High-Probability Bounds for Stochastic Optimization and Variational Inequalities: the Case of Unbounded Variance

TL;DR

This paper develops high-probability convergence bounds for stochastic optimization and variational inequalities under less restrictive assumptions, specifically bounded central moments of gradient noise, applicable to various problem classes.

Contribution

It introduces algorithms with high-probability guarantees assuming only bounded central moments of noise, extending applicability beyond traditional bounded variance assumptions.

Findings

Derived high-probability bounds under bounded central α-th moments for α in (1,2].

Applicable to a wide range of problem classes including non-convex, convex, and variational inequalities.

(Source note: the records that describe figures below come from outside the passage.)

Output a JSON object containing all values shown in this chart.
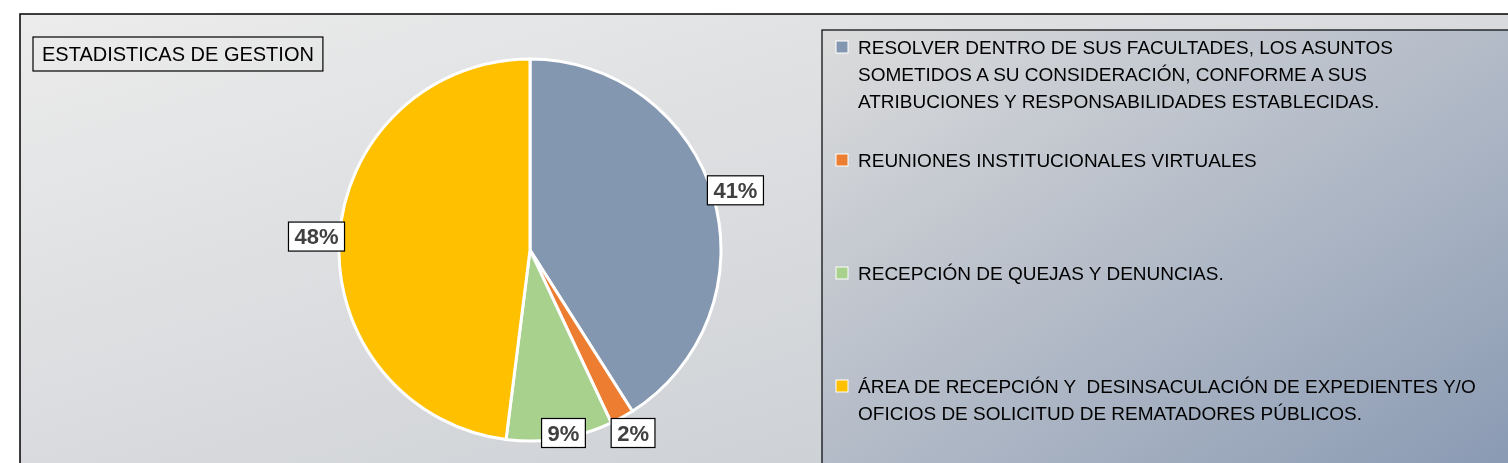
{
  "chart_data": {
    "type": "pie",
    "title": "ESTADISTICAS DE GESTION",
    "categories": [
      "RESOLVER DENTRO DE SUS FACULTADES, LOS ASUNTOS SOMETIDOS A SU CONSIDERACIÓN, CONFORME A SUS ATRIBUCIONES Y RESPONSABILIDADES ESTABLECIDAS.",
      "REUNIONES INSTITUCIONALES VIRTUALES",
      "RECEPCIÓN DE QUEJAS Y DENUNCIAS.",
      "ÁREA DE RECEPCIÓN Y  DESINSACULACIÓN DE EXPEDIENTES Y/O OFICIOS DE SOLICITUD DE REMATADORES PÚBLICOS."
    ],
    "values": [
      41,
      2,
      9,
      48
    ],
    "colors": [
      "#8497b0",
      "#ed7d31",
      "#a9d18e",
      "#ffc000"
    ],
    "value_labels": [
      "41%",
      "2%",
      "9%",
      "48%"
    ],
    "legend": "right"
  }
}
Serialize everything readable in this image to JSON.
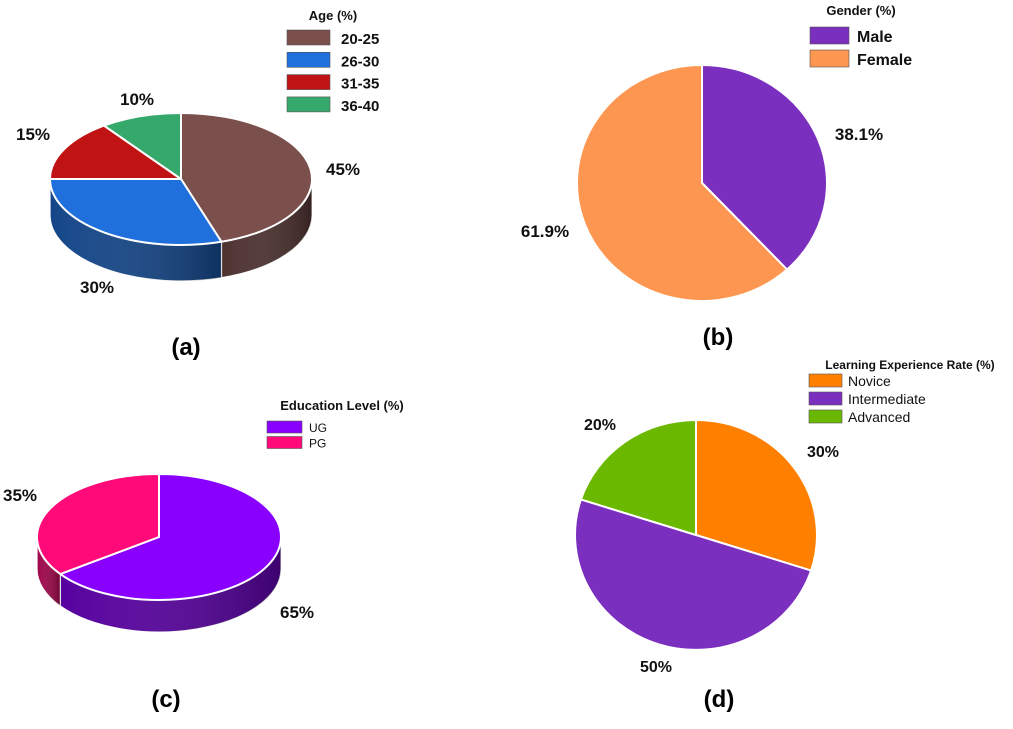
{
  "panels": [
    {
      "caption": "(a)"
    },
    {
      "caption": "(b)"
    },
    {
      "caption": "(c)"
    },
    {
      "caption": "(d)"
    }
  ],
  "chart_data": [
    {
      "type": "pie",
      "style": "3d",
      "legend_title": "Age (%)",
      "legend_placement": "top-right",
      "categories": [
        "20-25",
        "26-30",
        "31-35",
        "36-40"
      ],
      "values": [
        45,
        30,
        15,
        10
      ],
      "labels": [
        "45%",
        "30%",
        "15%",
        "10%"
      ],
      "colors": [
        "#7b4f4c",
        "#1f6fdc",
        "#c01414",
        "#35a86b"
      ]
    },
    {
      "type": "pie",
      "legend_title": "Gender (%)",
      "legend_placement": "top-right",
      "categories": [
        "Male",
        "Female"
      ],
      "values": [
        38.1,
        61.9
      ],
      "labels": [
        "38.1%",
        "61.9%"
      ],
      "colors": [
        "#7b2fbf",
        "#fd9650"
      ]
    },
    {
      "type": "pie",
      "style": "3d",
      "legend_title": "Education Level (%)",
      "legend_placement": "top-right",
      "categories": [
        "UG",
        "PG"
      ],
      "values": [
        65,
        35
      ],
      "labels": [
        "65%",
        "35%"
      ],
      "colors": [
        "#8a00ff",
        "#ff0a78"
      ]
    },
    {
      "type": "pie",
      "legend_title": "Learning Experience Rate (%)",
      "legend_placement": "top-right",
      "categories": [
        "Novice",
        "Intermediate",
        "Advanced"
      ],
      "values": [
        30,
        50,
        20
      ],
      "labels": [
        "30%",
        "50%",
        "20%"
      ],
      "colors": [
        "#ff8000",
        "#7b2fbf",
        "#6ab800"
      ]
    }
  ]
}
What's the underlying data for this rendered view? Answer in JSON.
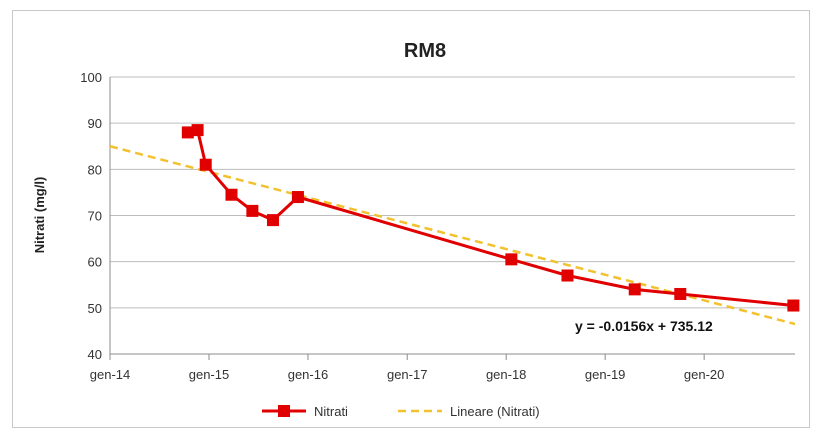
{
  "chart_data": {
    "type": "line",
    "title": "RM8",
    "ylabel": "Nitrati (mg/l)",
    "xlabel": "",
    "ylim": [
      40,
      100
    ],
    "yticks": [
      40,
      50,
      60,
      70,
      80,
      90,
      100
    ],
    "xlim": [
      "2014-01-01",
      "2020-12-01"
    ],
    "xticks": [
      {
        "label": "gen-14",
        "date": "2014-01-01"
      },
      {
        "label": "gen-15",
        "date": "2015-01-01"
      },
      {
        "label": "gen-16",
        "date": "2016-01-01"
      },
      {
        "label": "gen-17",
        "date": "2017-01-01"
      },
      {
        "label": "gen-18",
        "date": "2018-01-01"
      },
      {
        "label": "gen-19",
        "date": "2019-01-01"
      },
      {
        "label": "gen-20",
        "date": "2020-01-01"
      }
    ],
    "grid": "horizontal",
    "legend_position": "bottom",
    "series": [
      {
        "name": "Nitrati",
        "color": "#e00000",
        "marker": "square",
        "points": [
          {
            "x": "2014-10-15",
            "y": 88
          },
          {
            "x": "2014-11-20",
            "y": 88.5
          },
          {
            "x": "2014-12-20",
            "y": 81
          },
          {
            "x": "2015-03-25",
            "y": 74.5
          },
          {
            "x": "2015-06-10",
            "y": 71
          },
          {
            "x": "2015-08-25",
            "y": 69
          },
          {
            "x": "2015-11-25",
            "y": 74
          },
          {
            "x": "2018-01-20",
            "y": 60.5
          },
          {
            "x": "2018-08-15",
            "y": 57
          },
          {
            "x": "2019-04-20",
            "y": 54
          },
          {
            "x": "2019-10-05",
            "y": 53
          },
          {
            "x": "2020-11-25",
            "y": 50.5
          }
        ]
      },
      {
        "name": "Lineare (Nitrati)",
        "color": "#f2c12e",
        "style": "dashed",
        "points": [
          {
            "x": "2014-01-01",
            "y": 85
          },
          {
            "x": "2020-12-01",
            "y": 46.5
          }
        ]
      }
    ],
    "annotations": [
      {
        "text": "y = -0.0156x + 735.12"
      }
    ]
  }
}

Justifies use of methods in settings with unbounded variance or heavy-tailed noise.

Abstract

During recent years the interest of optimization and machine learning communities in high-probability convergence of stochastic optimization methods has been growing. One of the main reasons for this is that high-probability complexity bounds are more accurate and less studied than in-expectation ones. However, SOTA high-probability non-asymptotic convergence results are derived under strong assumptions such as the boundedness of the gradient noise variance or of the objective's gradient itself. In this paper, we propose several algorithms with high-probability convergence results under less restrictive assumptions. In particular, we derive new high-probability convergence results under the assumption that the gradient/operator noise has bounded central $\alpha$-th moment for $\alpha \in (1,2]$ in the following setups: (i) smooth non-convex / Polyak-Lojasiewicz / convex / strongly convex / quasi-strongly convex minimization problems, (ii) Lipschitz / star-cocoercive and monotone / quasi-strongly monotone variational inequalities. These results justify the usage of the considered methods for solving problems that do not fit standard functional classes studied in stochastic optimization.